Effects of surface topography in kinematic source inversion models. Application to the Norcia, Mw 6.5, 30 October 2016, Central Italy Earthquake.

New Orleans (USA) and online

The topography is the only ingredient of the kinematic finite fault inversion that is explicitly known. Nevertheless, such analyses commonly assume Green's functions for a 1D layered geological model with flat surface topography. Minimization of the complexity is needed to reduce the computational cost of the inversions in realistic conditions but such assumptions can significantly impact the retrieved source parameters. In particular, the lack of management of approximations and uncertainties could lead to overconfident and biased interpretations of the kinematic results.
The increasing computational power available in the coming exascale era provides the opportunity to include the topography at a high resolution and low cost. We have modified the non-negative least-square inversion method of Dreger et al. [2005] for taking into account Green’s functions generated by SPECFEM3D including explicitly significant topography.
We applied this new procedure to retrieve the kinematic rupture history of the 30 October 2016 Norcia earthquake (Mw 6.5), by inverting strong motion and high-rate global positioning system datasets.

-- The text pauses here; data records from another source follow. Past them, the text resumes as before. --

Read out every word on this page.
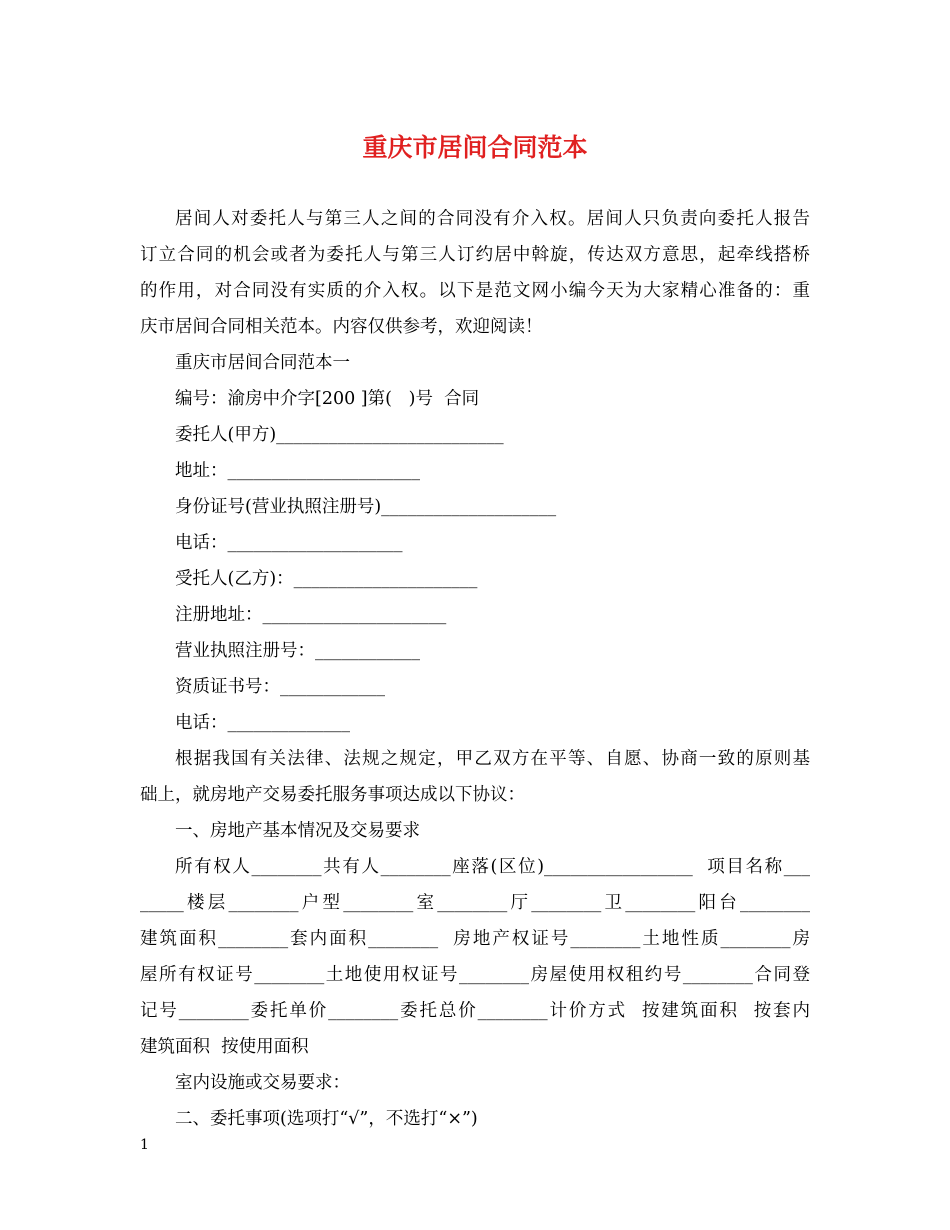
重庆市居间合同范本
居间人对委托人与第三人之间的合同没有介入权。居间人只负责向委托人报告
订立合同的机会或者为委托人与第三人订约居中斡旋，传达双方意思，起牵线搭桥
的作用，对合同没有实质的介入权。以下是范文网小编今天为大家精心准备的：重
庆市居间合同相关范本。内容仅供参考，欢迎阅读！
重庆市居间合同范本一
编号：渝房中介字[200 ]第(   )号  合同
委托人(甲方)__________________________
地址：______________________
身份证号(营业执照注册号)____________________
电话：____________________
受托人(乙方)：_____________________
注册地址：_____________________
营业执照注册号：____________
资质证书号：____________
电话：______________
根据我国有关法律、法规之规定，甲乙双方在平等、自愿、协商一致的原则基
础上，就房地产交易委托服务事项达成以下协议：
一、房地产基本情况及交易要求
所有权人________共有人________座落(区位)_________________  项目名称___
_____楼层________户型________室________厅________卫________阳台________
建筑面积________套内面积________  房地产权证号________土地性质________房
屋所有权证号________土地使用权证号________房屋使用权租约号________合同登
记号________委托单价________委托总价________计价方式  按建筑面积  按套内
建筑面积  按使用面积
室内设施或交易要求：
二、委托事项(选项打“√”，不选打“×”)
1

The considered complex fault geometry consists of a main normal fault striking N155°, dipping 47° and belonging to the Mt. Vettore‐Mt. Bove fault system (VBFS), and a secondary fault plane striking N210° and dipping 36° to the NW. The choice is supported by seismological data, geological constraints, and observed surface breakages, but also by inferences from dynamic simulations. We have inverted for slip and rake distribution on the faults while allowing a Bayesian exploration of all the remaining parameters (i.e., rupture velocity, rise time).